Breakfast at Tiffany's
...What did I just watch?
Ok, that's a bit unfair. Setting aside the aspects that really haven't aged well (*cough* Mickey Rooney), it is acted well enough and the characters are by and large likeable enough. It's not that the plot is difficult to follow...it's just...meandering and at times bizarre in the narrative choices.
Chief among these is Hepburn's character, who we learn was basically tricked into marrying a man who had children about her own age when she was 13 years old (Yeah...holy shit), and who still was trying (surprisingly nicely, actually) to get her to 'come home to him and her children' ('her children' being his from his prior marriage). According to her, the marriage was a mistake and long-since annulled, but her ex-husband refuses to accept it. So it's not exactly difficult to look at her actions and figure out that she's afraid of romantic commitment
and for fucking understandable reasons...or rather it would be if one of her subplots wasn't about her trying to find a wealthy man to marry.
...I'm sorry...what?
No joke. She throws a party, and immediately zeroes in on a portly man whom she recognizes as "the ninth richest man in America under 50". A few scenes later she announces her intent to marry the man, only to laugh it off later when it's revealed that he married a wealthy heiress because he himself was actually in tremendous debt. ...And not too long after that she starts planning to move to Brazil with another party guest who also apparently has a lot of money to his name. Now in fairness it makes sense for the character to be looking for get rich quick schemes considering her motivation for the money. However, the character also explicitly, repeatedly, and emphatically rejects the idea of 'belonging' to anyone, drawing comparison to the cat she lets live in her apartment (whom she refuses to name or think of as hers precisely because of this same aversion), so the plan of rushing to the altar to be a wealthy wife is pretty bizarre choice of motivation for the character.
Easily the biggest flub, however, is with Peppard's character, who plays opposite her as her love interest. After the romantic subplot is well and truly underway, he declares on a few occasions that
because he loves her, she belongs to him.
*ahem*
WHAT???
I just...what? That's a tone deaf line that sets off a few alarm bells at the best of times, but at that point in the movie, the guy knows her history.
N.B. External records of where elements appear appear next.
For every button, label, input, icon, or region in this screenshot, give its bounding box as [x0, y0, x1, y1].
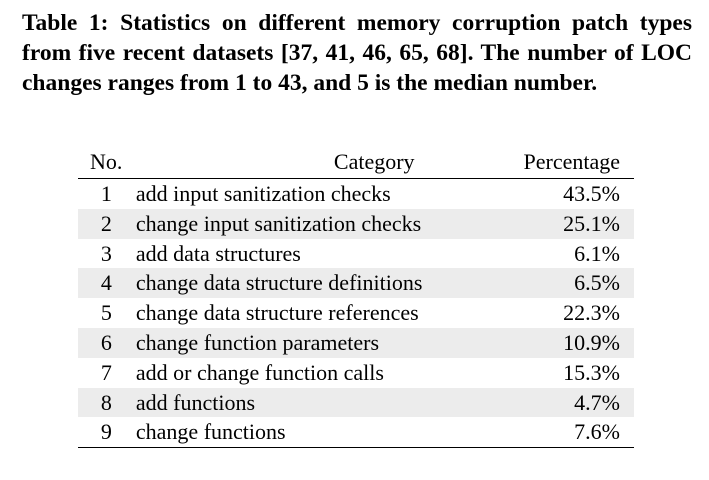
table-row: 2 change input sanitization checks 25.1% [78, 208, 634, 239]
header-percentage: Percentage [516, 146, 634, 179]
table-caption: Table 1: Statistics on different memory … [22, 10, 692, 96]
row-category: add data structures [135, 240, 301, 266]
row-percentage: 15.3% [563, 359, 620, 385]
row-category: change functions [135, 417, 517, 449]
row-no: 6 [78, 327, 136, 358]
row-percentage: 10.9% [516, 327, 634, 358]
table-body: 1 add input sanitization checks 43.5% 2 … [78, 179, 634, 449]
table-row: 7 add or change function calls 15.3% [78, 358, 634, 388]
row-percentage: 22.3% [563, 300, 620, 326]
row-percentage: 25.1% [516, 208, 634, 239]
row-no: 3 [100, 240, 112, 266]
row-category: change function parameters [135, 327, 517, 358]
header-row: No. Category Percentage [78, 146, 634, 179]
table-row: 4 change data structure definitions 6.5% [78, 268, 634, 299]
table-row: 5 change data structure references 22.3% [78, 298, 634, 328]
header-no: No. [78, 146, 136, 179]
row-no: 2 [78, 208, 136, 239]
table-header: No. Category Percentage [78, 146, 634, 179]
row-category: change data structure definitions [135, 268, 517, 299]
row-no: 5 [100, 300, 112, 326]
table-row: 9 change functions 7.6% [78, 417, 634, 449]
row-category: add or change function calls [135, 359, 384, 385]
statistics-table-container: No. Category Percentage 1 add input sani… [78, 146, 634, 449]
row-percentage: 4.7% [516, 387, 634, 418]
table-row: 1 add input sanitization checks 43.5% [78, 179, 634, 209]
row-percentage: 6.5% [516, 268, 634, 299]
row-category: change data structure references [135, 300, 419, 326]
row-no: 7 [100, 359, 112, 385]
row-no: 8 [78, 387, 136, 418]
row-percentage: 43.5% [563, 181, 620, 206]
row-category: change input sanitization checks [135, 208, 517, 239]
row-percentage: 6.1% [574, 240, 620, 266]
row-no: 9 [78, 417, 136, 449]
row-category: add functions [135, 387, 517, 418]
table-row: 8 add functions 4.7% [78, 387, 634, 418]
row-no: 1 [100, 181, 112, 206]
table-row: 6 change function parameters 10.9% [78, 327, 634, 358]
row-no: 4 [78, 268, 136, 299]
header-category: Category [135, 146, 517, 179]
patch-type-statistics-table: No. Category Percentage 1 add input sani… [78, 146, 634, 449]
row-category: add input sanitization checks [135, 181, 391, 206]
table-row: 3 add data structures 6.1% [78, 239, 634, 269]
row-percentage: 7.6% [516, 417, 634, 449]
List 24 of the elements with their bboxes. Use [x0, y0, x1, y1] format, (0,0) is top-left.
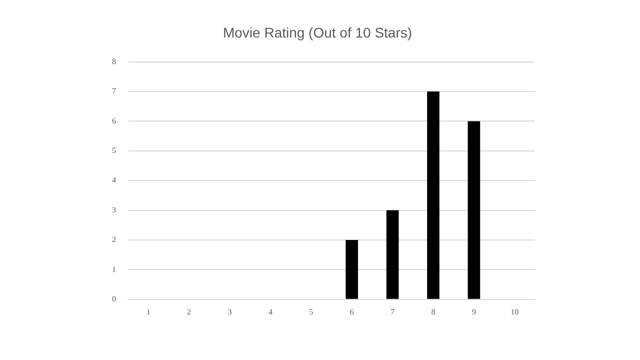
x-tick-label: 9: [472, 307, 476, 316]
y-tick-label: 6: [112, 116, 116, 126]
bar: [468, 121, 480, 299]
y-tick-label: 4: [112, 176, 116, 185]
x-tick-label: 4: [268, 307, 272, 316]
x-tick-label: 7: [390, 307, 395, 316]
x-tick-label: 8: [431, 307, 436, 316]
x-tick-label: 1: [146, 307, 150, 316]
y-tick-label: 1: [112, 264, 116, 274]
x-tick-label: 2: [187, 307, 192, 316]
y-tick-label: 8: [112, 56, 116, 66]
y-tick-label: 7: [112, 86, 116, 96]
x-tick-label: 3: [228, 307, 232, 316]
y-tick-label: 5: [112, 146, 116, 155]
y-tick-label: 0: [112, 294, 116, 304]
bar: [386, 210, 399, 299]
chart-title: Movie Rating (Out of 10 Stars): [222, 24, 412, 40]
x-tick-label: 6: [350, 307, 354, 316]
y-tick-label: 2: [112, 235, 116, 244]
y-tick-label: 3: [112, 205, 116, 214]
bar: [346, 240, 358, 299]
x-tick-label: 10: [510, 307, 519, 316]
x-tick-label: 5: [309, 307, 314, 316]
bar: [427, 92, 440, 299]
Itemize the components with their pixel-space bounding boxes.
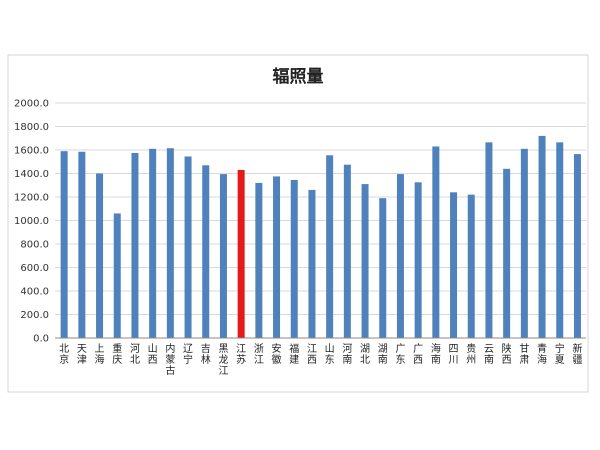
chart-title: 辐照量 [273, 66, 324, 87]
bar-9 [202, 165, 210, 338]
bar-22 [432, 146, 440, 338]
bar-6 [149, 148, 157, 338]
y-tick-label: 1200.0 [14, 193, 49, 204]
x-tick-label: 天津 [77, 344, 87, 366]
y-tick-label: 1400.0 [14, 169, 49, 180]
bar-21 [414, 182, 422, 338]
x-tick-label: 辽宁 [183, 343, 193, 366]
bar-25 [485, 142, 493, 338]
bar-10 [219, 174, 227, 338]
x-tick-label: 湖北 [360, 343, 370, 366]
bar-23 [450, 192, 458, 338]
bar-8 [184, 156, 192, 338]
bars [60, 135, 581, 338]
bar-30 [573, 154, 581, 338]
bar-1 [60, 151, 68, 338]
y-tick-label: 1000.0 [14, 216, 49, 227]
x-tick-label: 山东 [325, 343, 335, 366]
x-tick-label: 四川 [449, 344, 459, 366]
bar-5 [131, 152, 139, 338]
x-tick-label: 新疆 [572, 342, 582, 366]
x-tick-label: 福建 [289, 342, 299, 366]
x-tick-label: 浙江 [254, 343, 264, 366]
bar-28 [538, 135, 546, 338]
y-tick-label: 0.0 [33, 334, 49, 345]
bar-29 [556, 142, 564, 338]
bar-4 [113, 213, 121, 338]
x-tick-label: 重庆 [112, 342, 122, 366]
bar-18 [361, 184, 369, 338]
x-tick-label: 宁夏 [555, 342, 565, 366]
x-tick-label: 山西 [148, 343, 158, 366]
x-tick-label: 江苏 [236, 343, 246, 366]
chart-border [7, 54, 589, 393]
bar-16 [326, 155, 334, 338]
x-tick-label: 吉林 [201, 343, 211, 366]
x-tick-label: 湖南 [378, 343, 388, 366]
y-axis-ticks: 0.0 200.0 400.0 600.0 800.0 1000.0 1200.0 1400.… [14, 99, 49, 345]
bar-26 [503, 168, 511, 338]
x-tick-label: 广东 [395, 343, 405, 366]
x-tick-label: 陕西 [502, 342, 512, 366]
bar-17 [343, 164, 351, 338]
bar-24 [467, 194, 475, 338]
y-tick-label: 200.0 [20, 310, 49, 321]
bar-15 [308, 189, 316, 338]
x-tick-label: 云南 [484, 344, 494, 366]
bar-19 [379, 198, 387, 338]
y-tick-label: 1800.0 [14, 122, 49, 133]
x-tick-label: 贵州 [466, 342, 476, 366]
bar-27 [520, 148, 528, 338]
bar-3 [96, 173, 104, 338]
bar-14 [290, 179, 298, 338]
y-tick-label: 800.0 [20, 240, 49, 251]
x-tick-label: 上海 [95, 343, 105, 366]
x-tick-label: 河南 [342, 343, 352, 366]
x-tick-label: 江西 [307, 343, 317, 366]
x-tick-label: 安徽 [272, 342, 282, 366]
y-tick-label: 1600.0 [14, 146, 49, 157]
x-tick-label: 青海 [537, 342, 547, 366]
bar-20 [396, 174, 404, 338]
x-tick-label: 内蒙古 [165, 342, 175, 377]
y-tick-label: 2000.0 [14, 99, 49, 110]
gridlines [55, 102, 586, 339]
x-tick-label: 河北 [130, 343, 140, 366]
x-tick-label: 海南 [431, 342, 441, 366]
x-axis-labels: 北京天津上海重庆河北山西内蒙古辽宁吉林黑龙江江苏浙江安徽福建江西山东河南湖北湖南… [59, 342, 582, 377]
bar-11 [237, 169, 245, 338]
x-tick-label: 黑龙江 [218, 343, 228, 377]
y-tick-label: 400.0 [20, 287, 49, 298]
x-tick-label: 北京 [59, 343, 69, 366]
bar-13 [273, 176, 281, 338]
y-tick-label: 600.0 [20, 263, 49, 274]
x-tick-label: 广西 [413, 343, 423, 366]
x-tick-label: 甘肃 [519, 342, 529, 366]
bar-12 [255, 182, 263, 338]
bar-2 [78, 151, 86, 338]
bar-7 [166, 148, 174, 338]
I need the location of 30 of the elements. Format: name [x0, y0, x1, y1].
Who thought that line was a good idea? I get that the intent is to address the aforementioned fear of commitment, but that ranks pretty high on the list of bad ways to do it. Moreover, it's both internally inconsistent (by that stated logic, Hepburn's character doesn't belong to Peppard's, but instead to her ex-husband) and completely backwards. If you love someone then it's said that your heart belongs
to them, not the other way around! I feel I could rant about this one repeated line for hours, because goddamn is it a doozy.
Anyways, flaws notwithstanding, it's a tricky film to give a ranking for because on the one hand it's a meandering mess, but it's not painfully so. It's just kinda...there. I hesitate to call it a bad movie, but I also don't think it qualifies as an especially good one.